Cette partie de cache-cache avait sevré Achraf de toute envie de sexe. Il était épuisé. Son cerveau en revanche bouillonnait. Il avait, il le savait, beaucoup d’ennemis y compris dans la Guilde des Marchands. Il collectionnait par ailleurs une foule de débiteurs qui, euphémisme, n’étaient pas bons payeurs. L’idée d’Achraf était très simple, ce petit noir avait le don de se rendre imperceptible, autant l’utiliser pour aller cambrioler ou détrousser tous ces parasites qui lui pourrissaient la vie et enfin se venger d’eux de manière discrète.
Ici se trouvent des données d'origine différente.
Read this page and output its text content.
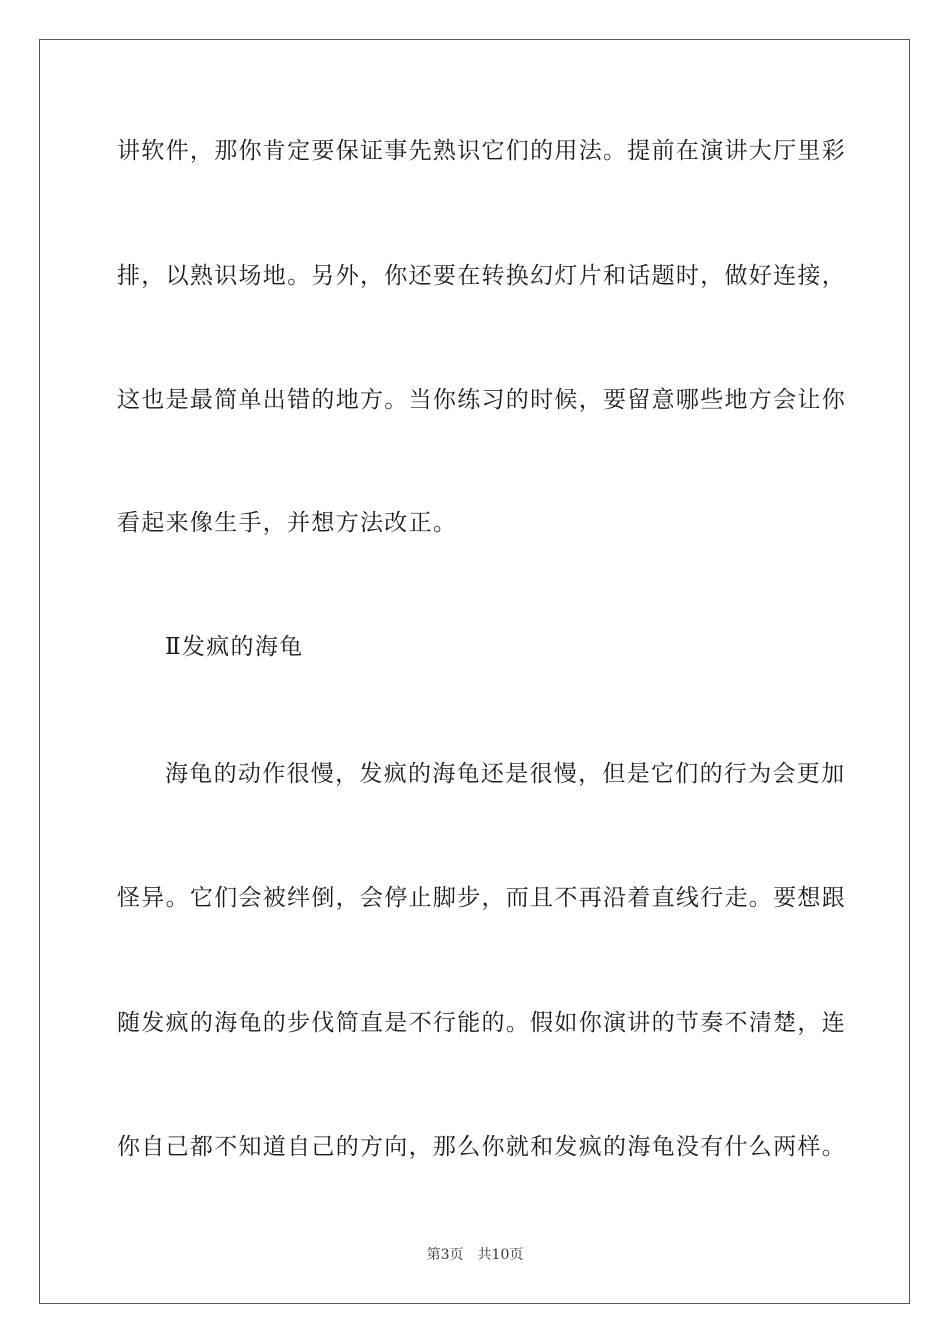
讲软件，那你肯定要保证事先熟识它们的用法。提前在演讲大厅里彩
排，以熟识场地。另外，你还要在转换幻灯片和话题时，做好连接，
这也是最简单出错的地方。当你练习的时候，要留意哪些地方会让你
看起来像生手，并想方法改正。
Ⅱ发疯的海龟
海龟的动作很慢，发疯的海龟还是很慢，但是它们的行为会更加
怪异。它们会被绊倒，会停止脚步，而且不再沿着直线行走。要想跟
随发疯的海龟的步伐简直是不行能的。假如你演讲的节奏不清楚，连
你自己都不知道自己的方向，那么你就和发疯的海龟没有什么两样。
第3页 共10页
Il donna pour consigne à son intendant d’embaucher le jeune noir sans lui donner plus de précision sur sa mission. Il lui ordonna aussi d’adjoindre un de ses hommes au jeune noir, toujours sans aucune explication. Le tandem prendrait ses ordres directement du Maître de Guilde. Le rôle du soldat dans cette association était de monter la garde pendant les cambriolages ; ainsi si le petit se faisait surprendre pendant un de ses larcins, le soldat en question procéderait lui-même à l’arrestation, étant déjà sur les lieux du crime. Il pourrait par la suite libérer son prisonnier. Achraf s’en voulut de ne pas avoir envisagé ce procédé plus tôt car il s’avéra admirablement productif et accrut sensiblement la fortune du Maître de Guilde.
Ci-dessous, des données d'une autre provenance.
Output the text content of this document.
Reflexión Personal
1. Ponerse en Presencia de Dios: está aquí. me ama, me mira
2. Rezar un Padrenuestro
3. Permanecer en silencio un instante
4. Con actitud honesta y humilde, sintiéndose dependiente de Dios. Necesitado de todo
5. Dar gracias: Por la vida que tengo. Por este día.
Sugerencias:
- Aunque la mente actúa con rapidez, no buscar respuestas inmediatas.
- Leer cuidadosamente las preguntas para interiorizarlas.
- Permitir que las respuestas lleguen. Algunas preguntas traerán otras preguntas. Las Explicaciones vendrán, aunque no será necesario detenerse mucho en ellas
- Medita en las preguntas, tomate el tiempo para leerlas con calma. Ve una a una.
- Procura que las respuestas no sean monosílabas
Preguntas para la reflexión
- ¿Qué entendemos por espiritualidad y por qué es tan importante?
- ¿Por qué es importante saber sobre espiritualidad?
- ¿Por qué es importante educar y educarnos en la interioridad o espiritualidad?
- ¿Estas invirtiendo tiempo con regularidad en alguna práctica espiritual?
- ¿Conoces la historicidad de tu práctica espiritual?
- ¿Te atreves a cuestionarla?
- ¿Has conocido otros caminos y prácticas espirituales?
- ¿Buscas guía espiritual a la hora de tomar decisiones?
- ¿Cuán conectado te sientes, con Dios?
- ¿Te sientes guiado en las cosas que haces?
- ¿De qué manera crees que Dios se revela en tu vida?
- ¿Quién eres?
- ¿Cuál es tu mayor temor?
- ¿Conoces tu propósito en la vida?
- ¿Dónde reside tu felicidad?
Pour répondre rapidement aux ordres, l’Intendant n’hésita pas longtemps et choisit Blanc pour faire équipe avec Noir. Les deux copains trouvèrent leurs nouvelles attributions extrêmement ludiques et quand ils se sauvaient dans les rues une fois leurs forfaits commis, souvent ils riaient de s’être fait peur ; comme le font les enfants. L’affaire du tanneur allait flétrir cette belle insouciance.
*
Les premiers rayons du soleil dardaient leur rouge à l’horizon quand les Inséparables regagnèrent le bivouac où l’Émissaire et ses sbires dormaient encore. À pas de loup, ils regagnèrent leur couche et calmant leur respiration, firent semblant de dormir près du feu désormais entièrement consumé.